C-suite executives across industries recognize the immediate need to integrate AI capabilities to stay competitive. But, most of them fail to move beyond the concept stage, due to a lack of scalability
One of the biggest reasons for failure is that the C-suite executives are stuck focusing on the less relevant details – building a model to prove a point rather than solving a problem. According to the latest research by Harvard Business Review, three out of every four executives believe that if their company does not scale AI in the next five years, they might even get out of business entirely. The radical solution to this situation is to – kill the proof of concept and focus on scaling.
After surveying 1,500 C-suite executives across 16 industries in 12 different countries – it was found that about 84% realize that they need to scale up AI across their businesses to achieve strategic growth objectives. Also, it was found that only 16% of them have actually gone beyond the experimental stage. And, the companies who have successfully implementing full-scale AI had abandoned proof of concepts in the initial stages itself.
The study revealed that, on average, companies spent $215 million on AI in the last three years – indicating a $115-million gap in terms of missed returns from AI – a 54% difference in RoI. And, the sole focus is not on money as the successful scalers report significant benefits in customer satisfaction and service to workforce productivity.
Replacing the Proof of Concept
The research showed that only one out of five AI applications actually gets to production. These all fall in the low percentage shots, and smart leaders know this. But to skip the POC, successful companies need to follow the below three things:
Pivot to piloting: Every piloted technology includes a fully-baked capability to launch directly into the real world. This allows AI technologists and business leaders to accurately analyze how well the new technology will be received by customers by delivering the promised value. POCs are launched on a comparatively smaller scale, which often makes it difficult to extract the true value from their data.

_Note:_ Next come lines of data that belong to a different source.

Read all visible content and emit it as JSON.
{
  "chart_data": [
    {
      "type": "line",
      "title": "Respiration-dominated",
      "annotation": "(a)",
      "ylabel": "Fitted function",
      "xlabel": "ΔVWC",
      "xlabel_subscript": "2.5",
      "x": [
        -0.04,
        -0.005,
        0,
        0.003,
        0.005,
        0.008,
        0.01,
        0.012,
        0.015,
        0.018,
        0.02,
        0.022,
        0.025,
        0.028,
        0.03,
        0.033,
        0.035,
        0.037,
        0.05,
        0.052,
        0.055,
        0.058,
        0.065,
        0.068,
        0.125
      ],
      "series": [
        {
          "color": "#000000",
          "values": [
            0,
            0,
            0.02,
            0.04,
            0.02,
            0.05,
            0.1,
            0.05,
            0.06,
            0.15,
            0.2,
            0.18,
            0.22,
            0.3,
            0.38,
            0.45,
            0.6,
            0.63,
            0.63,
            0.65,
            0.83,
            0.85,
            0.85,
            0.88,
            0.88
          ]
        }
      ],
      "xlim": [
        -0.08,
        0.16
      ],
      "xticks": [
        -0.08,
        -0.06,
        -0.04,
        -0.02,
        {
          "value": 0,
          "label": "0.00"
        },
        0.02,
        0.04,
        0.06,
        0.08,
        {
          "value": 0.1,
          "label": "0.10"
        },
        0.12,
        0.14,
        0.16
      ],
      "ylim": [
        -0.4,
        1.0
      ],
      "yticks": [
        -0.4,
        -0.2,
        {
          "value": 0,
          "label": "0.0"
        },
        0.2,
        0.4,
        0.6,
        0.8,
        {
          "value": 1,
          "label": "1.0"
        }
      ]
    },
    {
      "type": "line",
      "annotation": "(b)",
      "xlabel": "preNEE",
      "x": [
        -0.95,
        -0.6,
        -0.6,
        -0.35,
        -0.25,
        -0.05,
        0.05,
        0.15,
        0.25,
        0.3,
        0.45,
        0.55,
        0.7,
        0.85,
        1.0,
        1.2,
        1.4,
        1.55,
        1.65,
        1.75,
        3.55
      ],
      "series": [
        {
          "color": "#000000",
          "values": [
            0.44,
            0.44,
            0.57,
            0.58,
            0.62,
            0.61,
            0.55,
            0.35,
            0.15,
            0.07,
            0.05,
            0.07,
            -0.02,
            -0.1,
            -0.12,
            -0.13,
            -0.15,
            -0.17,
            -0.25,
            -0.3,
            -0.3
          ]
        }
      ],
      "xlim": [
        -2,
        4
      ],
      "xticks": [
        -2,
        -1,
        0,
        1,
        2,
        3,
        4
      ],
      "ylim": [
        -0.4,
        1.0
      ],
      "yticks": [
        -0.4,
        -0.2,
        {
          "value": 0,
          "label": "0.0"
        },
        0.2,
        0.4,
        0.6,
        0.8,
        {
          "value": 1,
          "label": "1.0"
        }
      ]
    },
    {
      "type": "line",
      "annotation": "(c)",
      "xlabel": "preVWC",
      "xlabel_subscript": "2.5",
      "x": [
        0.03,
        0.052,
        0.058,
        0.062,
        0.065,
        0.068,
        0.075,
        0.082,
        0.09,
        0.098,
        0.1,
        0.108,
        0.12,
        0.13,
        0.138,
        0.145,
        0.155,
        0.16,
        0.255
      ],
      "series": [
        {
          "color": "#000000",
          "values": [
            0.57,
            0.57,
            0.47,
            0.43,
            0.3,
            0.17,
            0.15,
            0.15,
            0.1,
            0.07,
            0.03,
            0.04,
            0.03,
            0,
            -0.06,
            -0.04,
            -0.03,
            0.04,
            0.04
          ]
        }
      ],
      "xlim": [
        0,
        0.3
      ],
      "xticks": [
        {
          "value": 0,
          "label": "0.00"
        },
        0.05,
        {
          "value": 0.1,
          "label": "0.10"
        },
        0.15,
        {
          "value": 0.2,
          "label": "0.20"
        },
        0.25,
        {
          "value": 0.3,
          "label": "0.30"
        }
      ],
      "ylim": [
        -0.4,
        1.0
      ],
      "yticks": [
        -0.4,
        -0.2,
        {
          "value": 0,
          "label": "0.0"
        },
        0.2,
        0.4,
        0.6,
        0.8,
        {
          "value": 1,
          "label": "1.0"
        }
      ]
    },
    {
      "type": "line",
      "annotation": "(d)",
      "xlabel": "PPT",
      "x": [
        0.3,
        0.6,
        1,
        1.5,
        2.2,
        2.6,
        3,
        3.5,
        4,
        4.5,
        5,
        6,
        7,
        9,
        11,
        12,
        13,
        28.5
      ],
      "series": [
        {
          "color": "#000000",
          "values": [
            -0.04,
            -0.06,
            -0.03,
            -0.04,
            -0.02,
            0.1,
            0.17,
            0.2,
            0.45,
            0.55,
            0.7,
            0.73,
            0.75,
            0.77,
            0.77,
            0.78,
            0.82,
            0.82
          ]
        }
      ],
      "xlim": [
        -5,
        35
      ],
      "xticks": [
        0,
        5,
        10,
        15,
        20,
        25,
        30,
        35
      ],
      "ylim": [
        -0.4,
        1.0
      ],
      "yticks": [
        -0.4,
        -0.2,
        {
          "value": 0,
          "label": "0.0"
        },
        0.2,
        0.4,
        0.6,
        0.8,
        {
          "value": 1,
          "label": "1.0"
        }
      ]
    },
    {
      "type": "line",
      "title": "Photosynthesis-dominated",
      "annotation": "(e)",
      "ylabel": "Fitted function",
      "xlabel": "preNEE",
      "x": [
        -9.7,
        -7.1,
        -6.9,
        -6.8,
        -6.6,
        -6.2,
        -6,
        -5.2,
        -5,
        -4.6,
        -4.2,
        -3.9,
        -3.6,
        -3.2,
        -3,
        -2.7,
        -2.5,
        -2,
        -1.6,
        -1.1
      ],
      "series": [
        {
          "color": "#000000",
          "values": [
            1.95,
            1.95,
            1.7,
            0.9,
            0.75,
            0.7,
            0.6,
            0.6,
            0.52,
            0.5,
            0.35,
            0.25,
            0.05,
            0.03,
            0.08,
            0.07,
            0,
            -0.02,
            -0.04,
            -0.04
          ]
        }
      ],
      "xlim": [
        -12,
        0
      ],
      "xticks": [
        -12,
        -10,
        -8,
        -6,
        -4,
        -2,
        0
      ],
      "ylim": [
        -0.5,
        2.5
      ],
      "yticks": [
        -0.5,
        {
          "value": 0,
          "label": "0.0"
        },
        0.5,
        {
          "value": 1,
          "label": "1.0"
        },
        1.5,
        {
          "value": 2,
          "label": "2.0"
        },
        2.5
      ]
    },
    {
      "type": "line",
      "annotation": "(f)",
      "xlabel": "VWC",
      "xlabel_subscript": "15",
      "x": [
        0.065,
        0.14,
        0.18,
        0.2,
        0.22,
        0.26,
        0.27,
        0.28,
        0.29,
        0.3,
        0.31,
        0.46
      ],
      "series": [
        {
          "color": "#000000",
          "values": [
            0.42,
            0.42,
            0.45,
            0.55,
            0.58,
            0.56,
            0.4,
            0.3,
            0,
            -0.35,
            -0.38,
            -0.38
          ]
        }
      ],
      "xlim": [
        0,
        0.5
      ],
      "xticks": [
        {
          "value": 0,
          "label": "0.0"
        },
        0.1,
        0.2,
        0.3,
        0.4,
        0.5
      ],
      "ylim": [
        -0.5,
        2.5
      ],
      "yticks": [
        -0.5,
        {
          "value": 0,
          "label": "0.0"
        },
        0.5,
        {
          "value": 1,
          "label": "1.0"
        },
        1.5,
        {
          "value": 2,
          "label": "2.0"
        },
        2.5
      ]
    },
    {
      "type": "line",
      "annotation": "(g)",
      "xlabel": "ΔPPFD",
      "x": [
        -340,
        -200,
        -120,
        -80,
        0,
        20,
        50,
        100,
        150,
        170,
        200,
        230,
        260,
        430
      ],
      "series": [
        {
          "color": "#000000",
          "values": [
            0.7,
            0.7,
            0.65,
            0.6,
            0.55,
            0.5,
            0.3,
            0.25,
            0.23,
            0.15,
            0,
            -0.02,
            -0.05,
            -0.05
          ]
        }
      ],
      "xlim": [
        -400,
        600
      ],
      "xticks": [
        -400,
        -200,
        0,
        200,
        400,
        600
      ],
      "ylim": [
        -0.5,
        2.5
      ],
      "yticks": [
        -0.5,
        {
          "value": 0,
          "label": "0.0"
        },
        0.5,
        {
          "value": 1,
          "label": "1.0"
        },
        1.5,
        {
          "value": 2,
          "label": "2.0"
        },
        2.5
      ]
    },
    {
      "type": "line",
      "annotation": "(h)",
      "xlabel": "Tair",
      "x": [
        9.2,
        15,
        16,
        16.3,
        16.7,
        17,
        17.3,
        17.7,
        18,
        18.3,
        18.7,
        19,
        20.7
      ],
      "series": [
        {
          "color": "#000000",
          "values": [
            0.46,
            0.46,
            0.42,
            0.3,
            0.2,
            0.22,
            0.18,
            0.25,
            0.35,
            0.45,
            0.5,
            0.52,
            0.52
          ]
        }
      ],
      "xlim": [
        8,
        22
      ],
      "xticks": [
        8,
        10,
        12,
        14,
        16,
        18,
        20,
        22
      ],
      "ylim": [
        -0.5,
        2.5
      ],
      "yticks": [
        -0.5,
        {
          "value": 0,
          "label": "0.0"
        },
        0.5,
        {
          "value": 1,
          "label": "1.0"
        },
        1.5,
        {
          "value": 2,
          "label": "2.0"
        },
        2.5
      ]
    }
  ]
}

Commit to action: Businesses are experiencing POC fatigue across different industries. Instead of conducting endless POCs, businesses should consider just limited valuable projects to focus on doing the required research to start production.
Hiring the people with required skills – Having a collaborative team with required skills is crucial. Enterprises’ efforts to scale their AI capabilities are siloed within a single team or department, frequently led by IT. The initiatives that lack the support of a multi-dimensional and a larger team championed by the Data or Analytics Officer, Chief AI, miss out on a crucial connection to business outcomes, and thus they ultimately fail.
To scale value in today’s AI era, enterprises need to think big and start small: prioritizing advanced analytics, ethics, governance, and talent acquisition. Planning plays the most crucial role in keeping the realistic budget and needs into consideration. Enterprises first need to analyze how AI is transforming their industry and the world, and then plan to capitalize on it accordingly.
This is certainly an untrodden path for many, but it is the right time for businesses to lay their grounds to remain competitive going forward. It is crucial not to waste time in proving a concept that already has complete consensus in the market.